Sexo en la cocina

Ella salía del dormitorio con la camisa de él puesta. Se asomó por el marco de la puerta y allí se encontraba su Romeo, haciéndole el desayuno a la mañana siguiente, tal y como le había prometido después de pasar su primera noche juntos. Ella caminaba de puntillas y lo abrazó por la espalda mientras él echaba el zumo en el vaso de cristal. Notó el frescor de sus manos en su torso y como ella sonreía a su espalda. Se giró sobre si mismo y la besó con ternura. Después del beso, ambos se miraron. Ella sonreía de forma pícara y a él le entró la risa. Solía ponerse de puntillas para besarlo y le encantaba hacerlo, así que se colgó de su cuello y pasó sus piernas sobre su cintura. 

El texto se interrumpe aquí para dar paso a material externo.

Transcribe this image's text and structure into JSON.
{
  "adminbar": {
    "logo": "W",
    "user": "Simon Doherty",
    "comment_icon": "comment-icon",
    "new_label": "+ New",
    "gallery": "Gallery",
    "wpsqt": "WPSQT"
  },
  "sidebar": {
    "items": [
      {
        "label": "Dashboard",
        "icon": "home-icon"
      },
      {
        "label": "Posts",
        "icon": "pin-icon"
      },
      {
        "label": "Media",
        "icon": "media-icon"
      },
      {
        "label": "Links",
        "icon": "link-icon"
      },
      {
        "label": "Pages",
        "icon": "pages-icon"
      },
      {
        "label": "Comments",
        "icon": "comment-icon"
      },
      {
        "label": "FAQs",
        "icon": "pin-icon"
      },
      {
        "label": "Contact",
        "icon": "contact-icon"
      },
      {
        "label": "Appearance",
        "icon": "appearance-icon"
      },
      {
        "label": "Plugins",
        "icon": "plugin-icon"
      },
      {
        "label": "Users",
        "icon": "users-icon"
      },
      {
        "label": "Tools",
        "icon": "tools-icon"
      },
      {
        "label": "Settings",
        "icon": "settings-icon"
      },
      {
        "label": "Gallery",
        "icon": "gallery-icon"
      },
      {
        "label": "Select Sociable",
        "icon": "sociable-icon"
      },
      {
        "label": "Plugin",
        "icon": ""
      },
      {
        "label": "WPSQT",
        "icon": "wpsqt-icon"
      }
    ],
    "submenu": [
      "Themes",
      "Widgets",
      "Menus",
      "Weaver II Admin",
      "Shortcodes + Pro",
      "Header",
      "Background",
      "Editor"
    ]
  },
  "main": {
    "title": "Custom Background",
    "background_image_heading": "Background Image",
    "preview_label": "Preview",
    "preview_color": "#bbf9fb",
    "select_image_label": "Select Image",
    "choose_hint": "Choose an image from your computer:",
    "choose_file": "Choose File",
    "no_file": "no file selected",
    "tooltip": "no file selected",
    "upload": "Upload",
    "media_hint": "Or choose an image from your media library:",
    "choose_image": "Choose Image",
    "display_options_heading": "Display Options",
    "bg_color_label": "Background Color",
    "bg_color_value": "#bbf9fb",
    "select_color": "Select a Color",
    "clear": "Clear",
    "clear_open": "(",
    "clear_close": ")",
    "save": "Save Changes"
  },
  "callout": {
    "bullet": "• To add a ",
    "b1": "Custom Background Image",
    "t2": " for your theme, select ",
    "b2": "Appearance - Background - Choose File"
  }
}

El la puso encima de la encimera, al lado de la cafetera que humeaba el café caliente. Le sacó la camisa que llevaba puesta y la acercó hasta sentir su pecho sobre el suyo. Hacía calor en aquella cocina. Se besaban de forma apasionada y descontrolada, con intensidad y a la vez ternura. Ambos sudaban y gemían pero eso era lo de menos, pues se encontraban unidos en uno solo, en el mismo cuerpo, en el mismo corazón. Ella lo apretaba con fuerza, sudaba como nunca lo había hecho y cada vez gemía con más intensidad. Gemía de placer y de satisfacción. Tenía calor, todo su cuerpo sudaba descontrolado y los gemidos cada vez aumentaban más y más, llegó incluso un momento en el que parecía que los cristales vibraban. Él se motivaba cada vez más, pues parecía que ella disfrutaba como nunca lo había hecho. Gemía, gemía, hasta que llegó un momento en que dio un grito. Gritaba y gritaba cada vez más alto pues el calor era absolutamente abrasador. Gritaba pidiendole a su novio, que la sacara de encima de la vitrocerámica. Se estaba quemando.

Moraleja: No hay nada como las viejas y conocidas cocinas de butano.